Psychotherapeutische Praxis
für Kinder und Jugendliche

Gründe für Psychotherapie

Kinder, Jugendliche und ihre Eltern haben ganz unterschiedliche Gründe eine psychotherapeutische Praxis aufzusuchen.

Manchmal kommen sie auf Empfehlung von Beratungsstellen, Schulen, Jugendämtern, weitergeleitet vom Hausarzt oder vom Kinder- und Jugendpsychiater.

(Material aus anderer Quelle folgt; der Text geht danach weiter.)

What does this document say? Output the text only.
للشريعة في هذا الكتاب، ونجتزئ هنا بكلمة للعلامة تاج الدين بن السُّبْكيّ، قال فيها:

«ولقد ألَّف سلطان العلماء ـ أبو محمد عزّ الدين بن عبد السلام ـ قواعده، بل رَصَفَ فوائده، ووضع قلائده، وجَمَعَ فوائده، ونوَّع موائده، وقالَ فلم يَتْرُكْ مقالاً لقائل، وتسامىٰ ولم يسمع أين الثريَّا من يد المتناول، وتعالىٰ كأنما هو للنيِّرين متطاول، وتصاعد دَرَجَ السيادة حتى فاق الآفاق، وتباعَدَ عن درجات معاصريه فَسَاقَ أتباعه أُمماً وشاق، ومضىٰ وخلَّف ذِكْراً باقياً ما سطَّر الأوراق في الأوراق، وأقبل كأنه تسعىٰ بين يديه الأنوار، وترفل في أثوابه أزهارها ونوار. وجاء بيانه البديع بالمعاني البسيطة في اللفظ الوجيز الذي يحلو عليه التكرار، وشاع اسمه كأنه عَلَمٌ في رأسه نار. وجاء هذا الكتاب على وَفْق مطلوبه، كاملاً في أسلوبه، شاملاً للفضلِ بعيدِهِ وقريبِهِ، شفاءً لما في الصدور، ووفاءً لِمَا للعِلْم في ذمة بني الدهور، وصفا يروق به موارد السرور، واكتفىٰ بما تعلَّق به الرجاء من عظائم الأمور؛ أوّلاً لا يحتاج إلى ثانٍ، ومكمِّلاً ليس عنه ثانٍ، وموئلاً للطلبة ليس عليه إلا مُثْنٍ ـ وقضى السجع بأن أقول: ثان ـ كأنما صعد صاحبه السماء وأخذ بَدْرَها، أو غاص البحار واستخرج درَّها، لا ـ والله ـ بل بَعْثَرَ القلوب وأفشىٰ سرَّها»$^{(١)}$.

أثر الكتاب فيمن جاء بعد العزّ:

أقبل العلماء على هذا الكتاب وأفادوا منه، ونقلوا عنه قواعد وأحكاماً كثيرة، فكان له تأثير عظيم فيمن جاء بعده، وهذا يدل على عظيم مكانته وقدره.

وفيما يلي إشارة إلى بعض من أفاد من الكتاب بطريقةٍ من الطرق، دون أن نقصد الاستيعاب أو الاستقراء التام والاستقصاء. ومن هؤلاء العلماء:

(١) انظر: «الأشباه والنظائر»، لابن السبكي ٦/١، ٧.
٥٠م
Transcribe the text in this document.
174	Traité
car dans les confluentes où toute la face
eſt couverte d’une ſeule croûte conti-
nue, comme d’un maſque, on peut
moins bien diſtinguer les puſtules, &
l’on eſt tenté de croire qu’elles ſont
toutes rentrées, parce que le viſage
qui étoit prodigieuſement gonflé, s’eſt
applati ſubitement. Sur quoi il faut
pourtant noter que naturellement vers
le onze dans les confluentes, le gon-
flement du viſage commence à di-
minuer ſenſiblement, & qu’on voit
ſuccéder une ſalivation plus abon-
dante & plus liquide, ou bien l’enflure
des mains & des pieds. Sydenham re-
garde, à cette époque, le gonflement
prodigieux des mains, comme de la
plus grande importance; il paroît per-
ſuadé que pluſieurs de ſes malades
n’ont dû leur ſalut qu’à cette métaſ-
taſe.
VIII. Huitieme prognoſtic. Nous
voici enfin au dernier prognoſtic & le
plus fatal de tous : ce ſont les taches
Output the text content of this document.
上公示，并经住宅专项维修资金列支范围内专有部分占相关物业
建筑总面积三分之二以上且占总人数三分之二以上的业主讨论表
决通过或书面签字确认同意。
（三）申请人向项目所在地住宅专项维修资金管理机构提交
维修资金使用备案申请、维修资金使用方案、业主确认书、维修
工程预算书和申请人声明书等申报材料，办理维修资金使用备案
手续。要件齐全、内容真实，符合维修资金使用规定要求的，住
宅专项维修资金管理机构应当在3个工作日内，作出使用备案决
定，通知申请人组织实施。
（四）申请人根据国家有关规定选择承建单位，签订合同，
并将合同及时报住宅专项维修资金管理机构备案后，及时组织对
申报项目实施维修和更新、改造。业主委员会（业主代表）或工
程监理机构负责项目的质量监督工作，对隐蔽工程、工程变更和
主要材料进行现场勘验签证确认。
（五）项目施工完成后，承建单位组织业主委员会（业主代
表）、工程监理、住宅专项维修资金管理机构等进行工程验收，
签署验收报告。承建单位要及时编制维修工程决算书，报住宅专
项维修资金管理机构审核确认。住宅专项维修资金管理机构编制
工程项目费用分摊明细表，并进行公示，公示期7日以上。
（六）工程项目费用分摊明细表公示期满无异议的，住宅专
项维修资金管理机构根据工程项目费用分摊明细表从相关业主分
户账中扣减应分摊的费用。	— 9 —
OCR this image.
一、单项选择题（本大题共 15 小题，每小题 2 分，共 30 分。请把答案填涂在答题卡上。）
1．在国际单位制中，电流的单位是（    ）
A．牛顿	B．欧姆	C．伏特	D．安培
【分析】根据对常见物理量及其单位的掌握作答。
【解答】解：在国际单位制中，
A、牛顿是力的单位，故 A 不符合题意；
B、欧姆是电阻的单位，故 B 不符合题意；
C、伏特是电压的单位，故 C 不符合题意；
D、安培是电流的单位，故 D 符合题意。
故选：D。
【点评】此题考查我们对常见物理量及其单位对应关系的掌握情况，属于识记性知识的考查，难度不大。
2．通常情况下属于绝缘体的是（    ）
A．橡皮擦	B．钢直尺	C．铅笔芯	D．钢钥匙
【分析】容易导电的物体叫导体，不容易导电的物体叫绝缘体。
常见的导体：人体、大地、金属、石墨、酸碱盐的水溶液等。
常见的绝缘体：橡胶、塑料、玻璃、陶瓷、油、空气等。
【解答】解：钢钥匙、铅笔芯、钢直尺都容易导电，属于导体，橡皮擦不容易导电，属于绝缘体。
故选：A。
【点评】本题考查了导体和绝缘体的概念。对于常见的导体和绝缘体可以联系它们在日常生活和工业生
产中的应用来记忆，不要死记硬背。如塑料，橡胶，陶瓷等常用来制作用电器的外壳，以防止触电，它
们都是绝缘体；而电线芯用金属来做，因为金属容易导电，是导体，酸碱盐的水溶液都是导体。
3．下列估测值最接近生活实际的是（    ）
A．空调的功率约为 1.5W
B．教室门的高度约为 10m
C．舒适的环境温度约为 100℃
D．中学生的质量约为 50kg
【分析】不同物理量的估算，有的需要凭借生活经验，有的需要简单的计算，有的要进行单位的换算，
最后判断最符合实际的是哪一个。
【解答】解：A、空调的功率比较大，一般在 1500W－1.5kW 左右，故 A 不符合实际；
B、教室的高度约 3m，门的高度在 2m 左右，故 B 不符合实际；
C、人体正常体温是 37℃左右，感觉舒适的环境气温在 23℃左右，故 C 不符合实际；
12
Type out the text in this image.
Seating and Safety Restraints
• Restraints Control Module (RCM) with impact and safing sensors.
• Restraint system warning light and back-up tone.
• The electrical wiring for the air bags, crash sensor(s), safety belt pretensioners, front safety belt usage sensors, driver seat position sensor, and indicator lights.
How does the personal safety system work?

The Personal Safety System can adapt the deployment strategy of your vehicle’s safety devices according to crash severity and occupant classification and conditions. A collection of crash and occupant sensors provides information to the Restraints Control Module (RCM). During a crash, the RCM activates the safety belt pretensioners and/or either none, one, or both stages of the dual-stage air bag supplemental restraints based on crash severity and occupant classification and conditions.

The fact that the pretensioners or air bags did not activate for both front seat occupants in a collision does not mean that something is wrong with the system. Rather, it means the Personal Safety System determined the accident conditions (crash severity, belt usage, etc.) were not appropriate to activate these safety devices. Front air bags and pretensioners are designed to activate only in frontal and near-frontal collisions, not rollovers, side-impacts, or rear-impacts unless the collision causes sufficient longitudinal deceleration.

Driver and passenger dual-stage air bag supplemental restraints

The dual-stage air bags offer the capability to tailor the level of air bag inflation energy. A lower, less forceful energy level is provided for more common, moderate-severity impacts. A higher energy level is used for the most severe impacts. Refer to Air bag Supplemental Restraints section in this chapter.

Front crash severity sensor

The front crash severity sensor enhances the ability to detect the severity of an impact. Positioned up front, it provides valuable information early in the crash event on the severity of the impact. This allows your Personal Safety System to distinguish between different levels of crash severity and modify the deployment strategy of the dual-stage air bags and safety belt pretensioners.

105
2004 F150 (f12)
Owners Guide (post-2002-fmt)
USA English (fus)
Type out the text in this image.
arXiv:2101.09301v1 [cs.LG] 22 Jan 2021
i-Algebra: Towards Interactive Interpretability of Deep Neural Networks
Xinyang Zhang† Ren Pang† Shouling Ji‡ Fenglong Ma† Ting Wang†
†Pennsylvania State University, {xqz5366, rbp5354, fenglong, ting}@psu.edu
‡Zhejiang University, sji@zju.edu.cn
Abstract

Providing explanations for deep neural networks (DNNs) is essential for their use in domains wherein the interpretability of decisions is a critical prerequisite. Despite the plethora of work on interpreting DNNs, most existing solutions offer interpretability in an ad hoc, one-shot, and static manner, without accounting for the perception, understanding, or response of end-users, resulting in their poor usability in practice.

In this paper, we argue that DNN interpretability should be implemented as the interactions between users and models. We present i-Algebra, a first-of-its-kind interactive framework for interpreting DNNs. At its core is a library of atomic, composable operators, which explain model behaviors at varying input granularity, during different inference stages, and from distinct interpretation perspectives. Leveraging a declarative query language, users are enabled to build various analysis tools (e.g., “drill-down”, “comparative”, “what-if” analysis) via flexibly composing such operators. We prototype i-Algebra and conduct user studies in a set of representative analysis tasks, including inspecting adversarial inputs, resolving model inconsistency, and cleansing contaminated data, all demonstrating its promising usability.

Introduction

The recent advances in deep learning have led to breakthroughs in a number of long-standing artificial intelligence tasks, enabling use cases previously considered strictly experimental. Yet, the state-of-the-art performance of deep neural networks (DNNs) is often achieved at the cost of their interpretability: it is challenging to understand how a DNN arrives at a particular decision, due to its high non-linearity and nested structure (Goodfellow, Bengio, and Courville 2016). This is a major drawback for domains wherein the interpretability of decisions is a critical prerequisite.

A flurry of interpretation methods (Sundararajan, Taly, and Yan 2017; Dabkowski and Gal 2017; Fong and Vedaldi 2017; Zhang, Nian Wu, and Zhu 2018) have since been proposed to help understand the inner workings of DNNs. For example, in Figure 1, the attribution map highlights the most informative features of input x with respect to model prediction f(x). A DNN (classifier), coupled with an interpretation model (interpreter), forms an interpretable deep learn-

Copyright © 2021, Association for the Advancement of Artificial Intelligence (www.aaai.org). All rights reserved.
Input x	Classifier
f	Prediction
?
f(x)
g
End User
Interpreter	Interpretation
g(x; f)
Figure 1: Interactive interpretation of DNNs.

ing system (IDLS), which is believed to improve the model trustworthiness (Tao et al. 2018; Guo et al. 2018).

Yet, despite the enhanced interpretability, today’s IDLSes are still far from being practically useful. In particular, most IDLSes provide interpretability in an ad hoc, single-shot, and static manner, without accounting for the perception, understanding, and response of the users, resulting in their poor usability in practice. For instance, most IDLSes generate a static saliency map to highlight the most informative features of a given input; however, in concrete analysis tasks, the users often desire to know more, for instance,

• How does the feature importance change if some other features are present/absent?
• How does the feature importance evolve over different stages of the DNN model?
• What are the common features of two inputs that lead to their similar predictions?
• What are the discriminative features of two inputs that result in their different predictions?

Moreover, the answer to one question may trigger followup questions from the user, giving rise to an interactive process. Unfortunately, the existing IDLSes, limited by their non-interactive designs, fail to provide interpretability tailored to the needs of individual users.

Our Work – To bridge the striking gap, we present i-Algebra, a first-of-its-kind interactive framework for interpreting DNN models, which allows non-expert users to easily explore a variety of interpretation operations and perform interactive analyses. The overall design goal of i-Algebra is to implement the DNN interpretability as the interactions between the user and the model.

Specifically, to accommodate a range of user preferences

Die Anliegen und Probleme sind ganz unterschiedlich, manchmal konkret, wie Ängste, Panik, Zwänge, Aggressionen, Konzentrations- und Aufmerksamkeitsprobleme, Depression, Essstörung, Trauma, Verhaltensauffälligkeiten, wiederkehrende Konflikte mit anderen, Beziehungsprobleme, Schulprobleme, selbst- und fremdverletzendes Verhalten, Suizidabsichten, Opfer von körperlicher, psychischer und/oder sexueller Gewalt, körperliche Beschwerden, wie Bauch-, Schwindel, Kopfweh, die keine medizinische Ursache haben.

Auch schwierige Umstände in der Familie wie Trennungen, Verluste von geliebten Menschen, anhaltende Krankheiten und sonstige Belastungssituationen können zu Problemen führen und Leidensdruck, Überforderung, Hilflosigkeit oder psychische Auffälligkeit erzeugen.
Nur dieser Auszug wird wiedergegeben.